She’d tell me stories. About her life and about her kids and
about her job and about anything at all. I’d tell her stories too. She’d offer
advice and sometimes I’d take it and sometimes I’d roll my eyes.
Sometimes other people would join us. One or two people with
their own stories and their own laughs and their own songs to dance to. We’d
welcome them to our little sanctuary of calm. Let them join us for a while.
Camp is always so crazy. So much happening at once. So fast
and so energized and so much action.
It was nice, in those moments, to slow down a little. To talk
and to connect and to really appreciate what I was doing and who I was doing it
with.
It’s weird and uncomfortable to talk about the people we love
in past tense. It’s sad and it hurts and it makes us confront feelings we don’t
want to confront.
I don’t work at Harlam any longer, but I think about it often.
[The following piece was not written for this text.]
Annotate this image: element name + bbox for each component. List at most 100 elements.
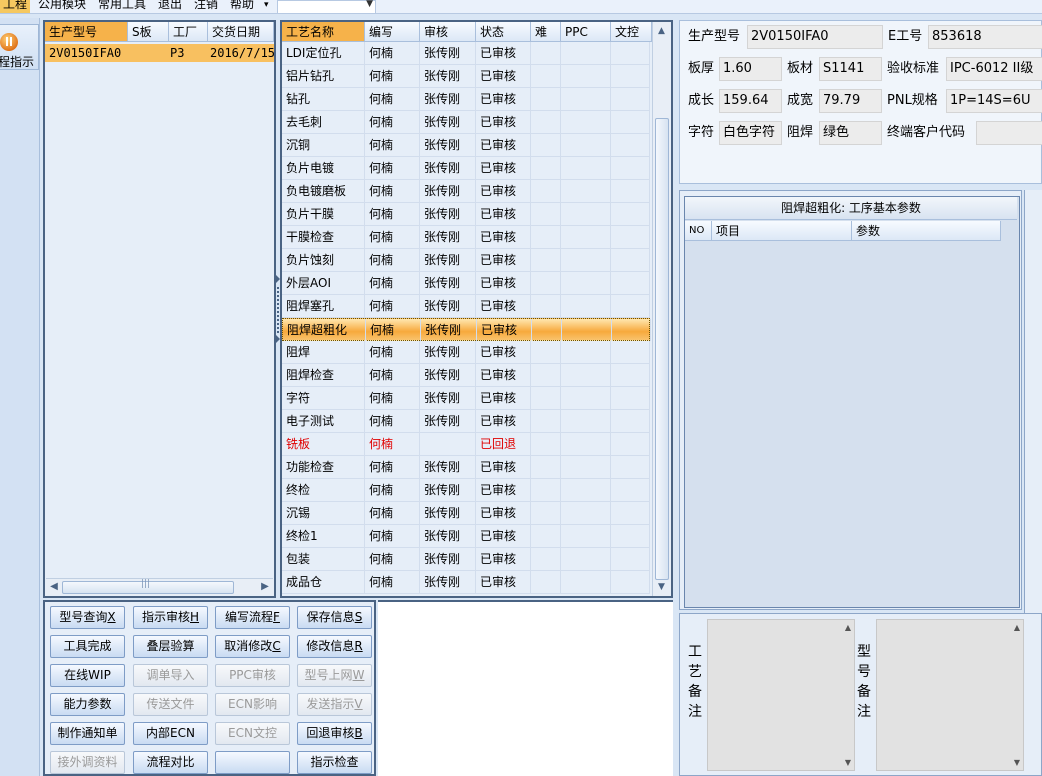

I think about the ways that it shaped me and the people there who made such an
impact on my life.
I think people get stuck sometimes. Thinking about if the
people that we have lost would be proud of us. If they’d approve of the
decisions we’ve made or the direction our lives have taken. I get stuck on that
thought sometimes too.
But what makes me feel better (and what would have made Vicki
feel better too) is that, today, I am proud of the person she helped me
become. When we light the Hanukkah
candles, we don’t do so directly; we light a special candle, the shamash, and use it to light the
others. As I watch tonight’s candles
burn, I am thinking of a shamash in my life; a person who helped me to shine.